Sacha Baron Cohen’s Press Conference for The Dictator: Funny, or Predictable?

Sacha Baron Cohen as The Dictator, Admiral General Shabazz Aladeen on May 06, 2012 in New York City.
Sacha Baron Cohen as Admiral General Aladeen. Photo: Josiah Kamau/BuzzFoto

Heralded by 30-some cheering “supporters” carrying flags and signs with phrases such as, “Say No to Democracy,” “I Heart Dictatorships,” and “Save Aladeen,” Sacha Baron Cohen entered the Empire Ballroom at the Waldorf Astoria on Monday to promote his movie The Dictator (which opens May 16) in character as Admiral General Aladeen. He was accompanied by a dozen allegedly virgin female guards, carrying what appeared to be fake machine guns. Of course, this being a fake press conference, let’s just assume everything else about it was fake — even the questions, which for the most part had to be cleared in advance and were printed on a sheet held by moderator Danny Boushebel, who called on eighteen preapproved media outlets from among the 250 domestic and international journalists present. 

Prior to opening the floor to questions, Aladeen welcomed “the devils of the Zionist media,” as well as “journalists and their prostitutes” (that would be the female members of the press). Those who asked questions (and who were in on the joke, calling him “supreme leader,” “your Excellency,” and so forth) were derided for being short, female, and/or Jewish — sometimes, for all three. Aladeen teased one female reporter, claiming he must have had sex with her because she looked familiar. (“I was memorable,” she tried to joke along. “No, you were not,” he said.) Aladeen asked for a show of hands to see how many Jewish reporters were in the room — quite a few —  and he asked one male journo from Israel to “prove it,” i.e., reveal his circumcised penis. (From where we stood, it looked like he actually did.) In return for the opportunity to be mocked, the reporters were allowed to ask penetrating questions such as these:

“I’d like to know what the dictator thinks of the American film industry. Is it quite different from what you have at home?”  

“Who are your favorite dictators?”

“What are your pop-culture guilty pleasures?”

“Which presidential candidate would you endorse?”

“You’ve been with so many celebrities. Who’s the one who got away?”

“What did you think of The Hunger Games and will you do that in your country?”

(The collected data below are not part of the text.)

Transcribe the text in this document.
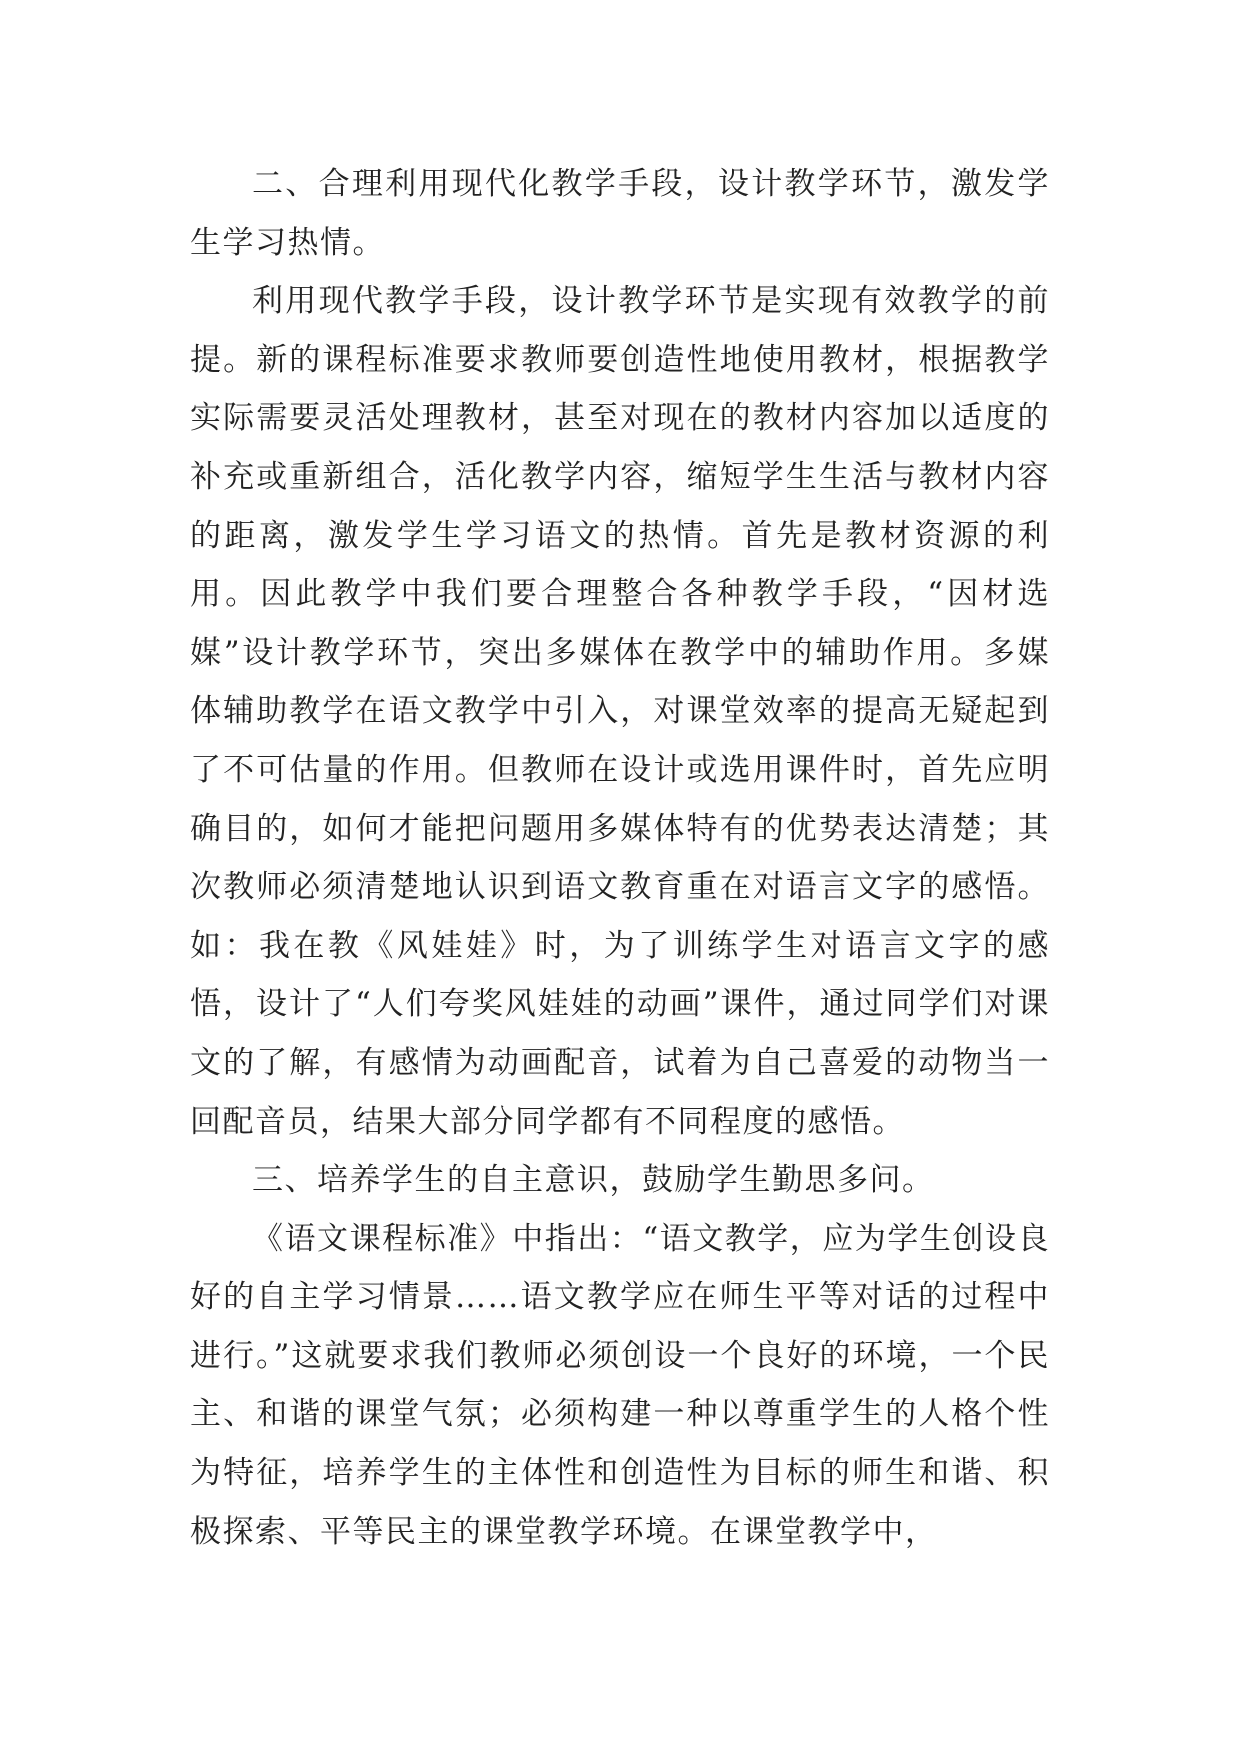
二、合理利用现代化教学手段，设计教学环节，激发学生学习热情。

利用现代教学手段，设计教学环节是实现有效教学的前提。新的课程标准要求教师要创造性地使用教材，根据教学实际需要灵活处理教材，甚至对现在的教材内容加以适度的补充或重新组合，活化教学内容，缩短学生生活与教材内容的距离，激发学生学习语文的热情。首先是教材资源的利用。因此教学中我们要合理整合各种教学手段，“因材选媒”设计教学环节，突出多媒体在教学中的辅助作用。多媒体辅助教学在语文教学中引入，对课堂效率的提高无疑起到了不可估量的作用。但教师在设计或选用课件时，首先应明确目的，如何才能把问题用多媒体特有的优势表达清楚；其次教师必须清楚地认识到语文教育重在对语言文字的感悟。如：我在教《风娃娃》时，为了训练学生对语言文字的感悟，设计了“人们夸奖风娃娃的动画”课件，通过同学们对课文的了解，有感情为动画配音，试着为自己喜爱的动物当一回配音员，结果大部分同学都有不同程度的感悟。

三、培养学生的自主意识，鼓励学生勤思多问。

《语文课程标准》中指出：“语文教学，应为学生创设良好的自主学习情景……语文教学应在师生平等对话的过程中进行。”这就要求我们教师必须创设一个良好的环境，一个民主、和谐的课堂气氛；必须构建一种以尊重学生的人格个性为特征，培养学生的主体性和创造性为目标的师生和谐、积极探索、平等民主的课堂教学环境。在课堂教学中，
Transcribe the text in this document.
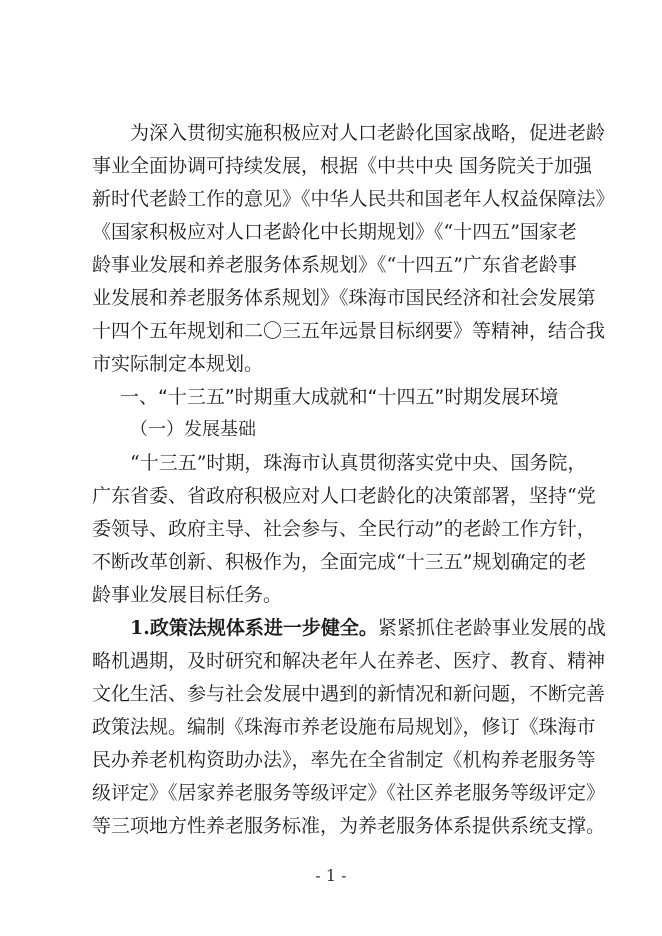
为深入贯彻实施积极应对人口老龄化国家战略，促进老龄
事业全面协调可持续发展，根据《中共中央 国务院关于加强
新时代老龄工作的意见》《中华人民共和国老年人权益保障法》
《国家积极应对人口老龄化中长期规划》《“十四五”国家老
龄事业发展和养老服务体系规划》《“十四五”广东省老龄事
业发展和养老服务体系规划》《珠海市国民经济和社会发展第
十四个五年规划和二〇三五年远景目标纲要》等精神，结合我
市实际制定本规划。
一、“十三五”时期重大成就和“十四五”时期发展环境
（一）发展基础
“十三五”时期，珠海市认真贯彻落实党中央、国务院，
广东省委、省政府积极应对人口老龄化的决策部署，坚持“党
委领导、政府主导、社会参与、全民行动”的老龄工作方针，
不断改革创新、积极作为，全面完成“十三五”规划确定的老
龄事业发展目标任务。
1.政策法规体系进一步健全。紧紧抓住老龄事业发展的战
略机遇期，及时研究和解决老年人在养老、医疗、教育、精神
文化生活、参与社会发展中遇到的新情况和新问题，不断完善
政策法规。编制《珠海市养老设施布局规划》，修订《珠海市
民办养老机构资助办法》，率先在全省制定《机构养老服务等
级评定》《居家养老服务等级评定》《社区养老服务等级评定》
等三项地方性养老服务标准，为养老服务体系提供系统支撑。
- 1 -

“Are you a more dangerous dictator than Adolf Hitler was, and if so, how?” (This from a German reporter.)

“Would you like to invade us?”  

In response, kind of, Aladeen said that he likes our fantasy films, “such as Lord of the Rings and Schindler’s List.” His favorite film ever is the 1963 Zapruder film of JFK’s assassination; his favorite dictators include Muammar Qaddafi, Kim Jong-Il, Hugo Chávez, and Mahmoud Ahmadinejad; he likes watching 24 backwards “so it has a happy ending.” He also said that Mitt Romney “has the makings of a great dictator,” and that there’s no point in bringing a real-life Hunger Games to Wadiya since North Korea was already doing it. In a touching moment, he said that being discussed in the same breath as Hitler choked him up: “I feel like I’ve finally made it.”

Those who did not play by Aladeen’s rules were cheerfully threatened: The dictator told Ben Lyons from Extra that he had Lyons’s mother in custody. He also requested the names of any critics and their routes to and from work. And then he took credit for the deaths of Notorious B.I.G. and Tupac Shakur (“How dare he order me what to do with my hands!” he said, referring to the song “Throw Your Hands Up”).

Despite all the fakery, there were also some real targets in Baron Cohen’s sights, like Bashar al-Assad of Syria (his new doubles tennis partner) and the U.N. (for “their brave inaction over Syria — thirteen months and still no Security Council resolution!”). There was a ritual jab at capital punishment (“What we call genocide in my country is called the judicial system in Texas”), and there were wisecracks about censorship (“Nobody is a bigger fan of state-sponsored censorship than me, but the BBC goes too far”) and political correctness (“You can’t say anything in this country!”).

Aladeen’s mission statement at the start of the press conference was that he wished to highlight the plight of dictators worldwide, who he felt were the victims of bad press “for trying to do a tiny little bit of genocide.” Of course, the real point was getting the actor some advance publicity for his new movie. But would this work? Or is Cohen’s schtick getting old? In the sense that he rustled up a few real laughs, it worked well: For instance, when Aladeen mourned tyrants who had fallen, he included Oprah in the mix. Other targets included Lindsay Lohan, Kim Kardashian, Donald Trump, and Mel Gibson. These moments were genuinely funny. However, an awful lot of Baron Cohen’s in-character jokes were recycled from previous televised interviews, including lines about checking the virginity of his female guards as well as dumping “the ashes of Kim Jong-Il” on Ryan Seacrest. So the question becomes: Are rehashed jokes enough to help Cohen sell The Dictator? The admiral-general must be hoping so.